Design and construction
- Architect: Ricardo Bofill Taller de Arquitectura

= Les Échelles du Baroque =

Les Échelles du Baroque is a residential building complex of Paris.

==Overview==
The project completed in 1985 by the international team Ricardo Bofill Taller de Arquitectura was part of a renovation program in Paris 14th arrondissement, near Montparnasse train station. Within this sensitive context the respect to the configuration of the existing urban tissue demanded a specific architectonic vocabulary.

By applying the essence of baroque architecture the façade is not a mere wall, it breaks the established rigidity imposed by the industrial building system and becomes a décor for the city.

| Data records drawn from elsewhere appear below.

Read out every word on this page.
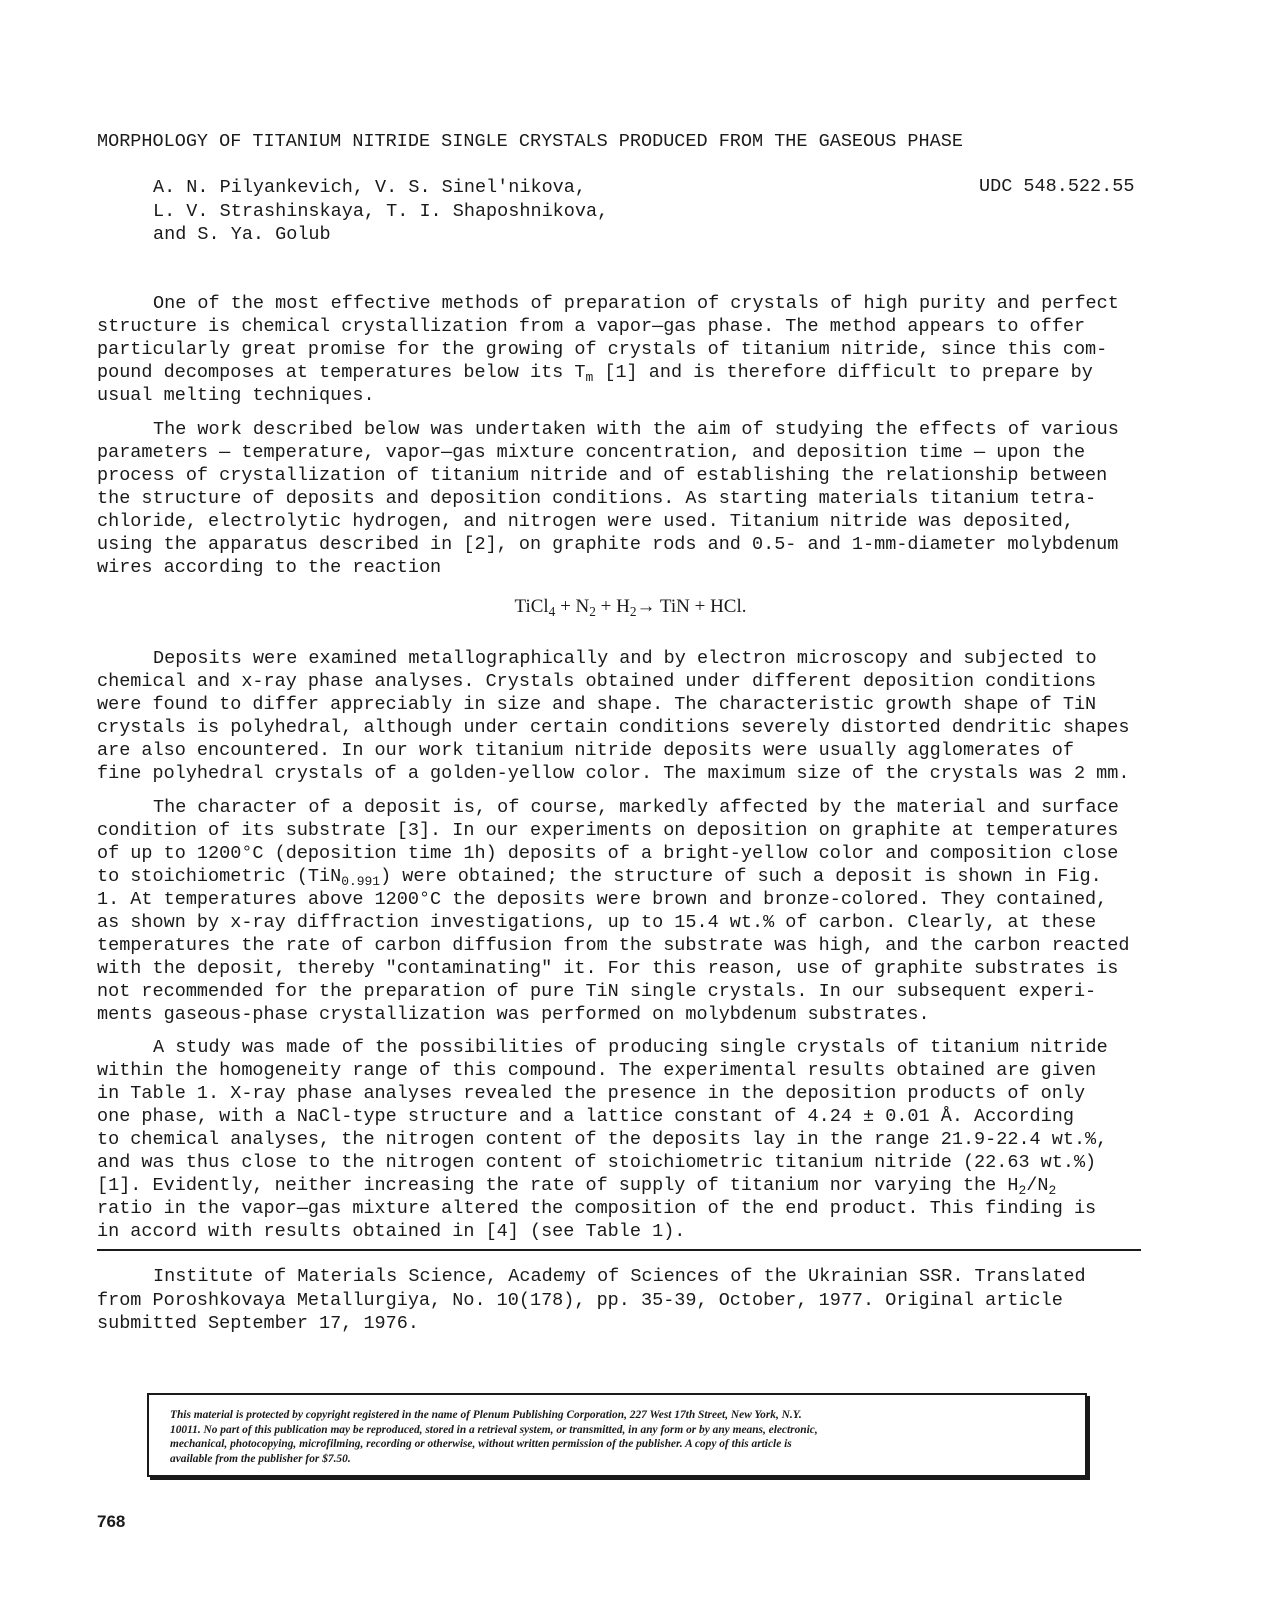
MORPHOLOGY OF TITANIUM NITRIDE SINGLE CRYSTALS PRODUCED FROM THE GASEOUS PHASE
A. N. Pilyankevich, V. S. Sinel'nikova,
L. V. Strashinskaya, T. I. Shaposhnikova,
and S. Ya. Golub
UDC 548.522.55
One of the most effective methods of preparation of crystals of high purity and perfect
structure is chemical crystallization from a vapor—gas phase. The method appears to offer
particularly great promise for the growing of crystals of titanium nitride, since this com-
pound decomposes at temperatures below its $T_m$ [1] and is therefore difficult to prepare by
usual melting techniques.
The work described below was undertaken with the aim of studying the effects of various
parameters — temperature, vapor—gas mixture concentration, and deposition time — upon the
process of crystallization of titanium nitride and of establishing the relationship between
the structure of deposits and deposition conditions. As starting materials titanium tetra-
chloride, electrolytic hydrogen, and nitrogen were used. Titanium nitride was deposited,
using the apparatus described in [2], on graphite rods and 0.5- and 1-mm-diameter molybdenum
wires according to the reaction
TiCl$_4$ + $N_2 + H_2\to$ TiN + HCl.
Deposits were examined metallographically and by electron microscopy and subjected to
chemical and x-ray phase analyses. Crystals obtained under different deposition conditions
were found to differ appreciably in size and shape. The characteristic growth shape of TiN
crystals is polyhedral, although under certain conditions severely distorted dendritic shapes
are also encountered. In our work titanium nitride deposits were usually agglomerates of
fine polyhedral crystals of a golden-yellow color. The maximum size of the crystals was 2 mm.
The character of a deposit is, of course, markedly affected by the material and surface
condition of its substrate [3]. In our experiments on deposition on graphite at temperatures
of up to 1200°C (deposition time 1h) deposits of a bright-yellow color and composition close
to stoichiometric (TiN$_{0.991}$) were obtained; the structure of such a deposit is shown in Fig.
1. At temperatures above 1200°C the deposits were brown and bronze-colored. They contained,
as shown by x-ray diffraction investigations, up to 15.4 wt.% of carbon. Clearly, at these
temperatures the rate of carbon diffusion from the substrate was high, and the carbon reacted
with the deposit, thereby "contaminating" it. For this reason, use of graphite substrates is
not recommended for the preparation of pure TiN single crystals. In our subsequent experi-
ments gaseous-phase crystallization was performed on molybdenum substrates.
A study was made of the possibilities of producing single crystals of titanium nitride
within the homogeneity range of this compound. The experimental results obtained are given
in Table 1. X-ray phase analyses revealed the presence in the deposition products of only
one phase, with a NaCl-type structure and a lattice constant of 4.24 ± 0.01 Å. According
to chemical analyses, the nitrogen content of the deposits lay in the range 21.9-22.4 wt.%,
and was thus close to the nitrogen content of stoichiometric titanium nitride (22.63 wt.%)
[1]. Evidently, neither increasing the rate of supply of titanium nor varying the $H_2/N_2$
ratio in the vapor—gas mixture altered the composition of the end product. This finding is
in accord with results obtained in [4] (see Table 1).
Institute of Materials Science, Academy of Sciences of the Ukrainian SSR. Translated
from Poroshkovaya Metallurgiya, No. 10(178), pp. 35-39, October, 1977. Original article
submitted September 17, 1976.
This material is protected by copyright registered in the name of Plenum Publishing Corporation, 227 West 17th Street, New York, N.Y.
10011. No part of this publication may be reproduced, stored in a retrieval system, or transmitted, in any form or by any means, electronic,
mechanical, photocopying, microfilming, recording or otherwise, without written permission of the publisher. A copy of this article is
available from the publisher for $7.50.
768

In designing the buildings the team confronted two imperatives: to respect the urban context and to obtain a formal relationship with the interior spaces of the project.

Les Échelles du Baroque consists of a building apartment surrounding a circular plaza which, by its axial condition, encloses the project perspectives; behind this space, two clearly differentiated apartment blocks define two additional plazas: one elliptical and the other amphitheatre-shaped.

The façades facing the elliptical plaza define an elliptical space as the Italian baroque plazas. For these façades the architectural team used a curtain wall with glass columns that add rhythm to the design and become the bow-windows of the apartments.

The three buildings contain 274 apartments over seven floors with a basement level for car park (300 cars). The ground floor contains apartments, shops, offices and workshops.

The geometry of the apartments is based on the combination of modules in plan. The basic apartment module is 65 sqm (3 bedroom apartment unit).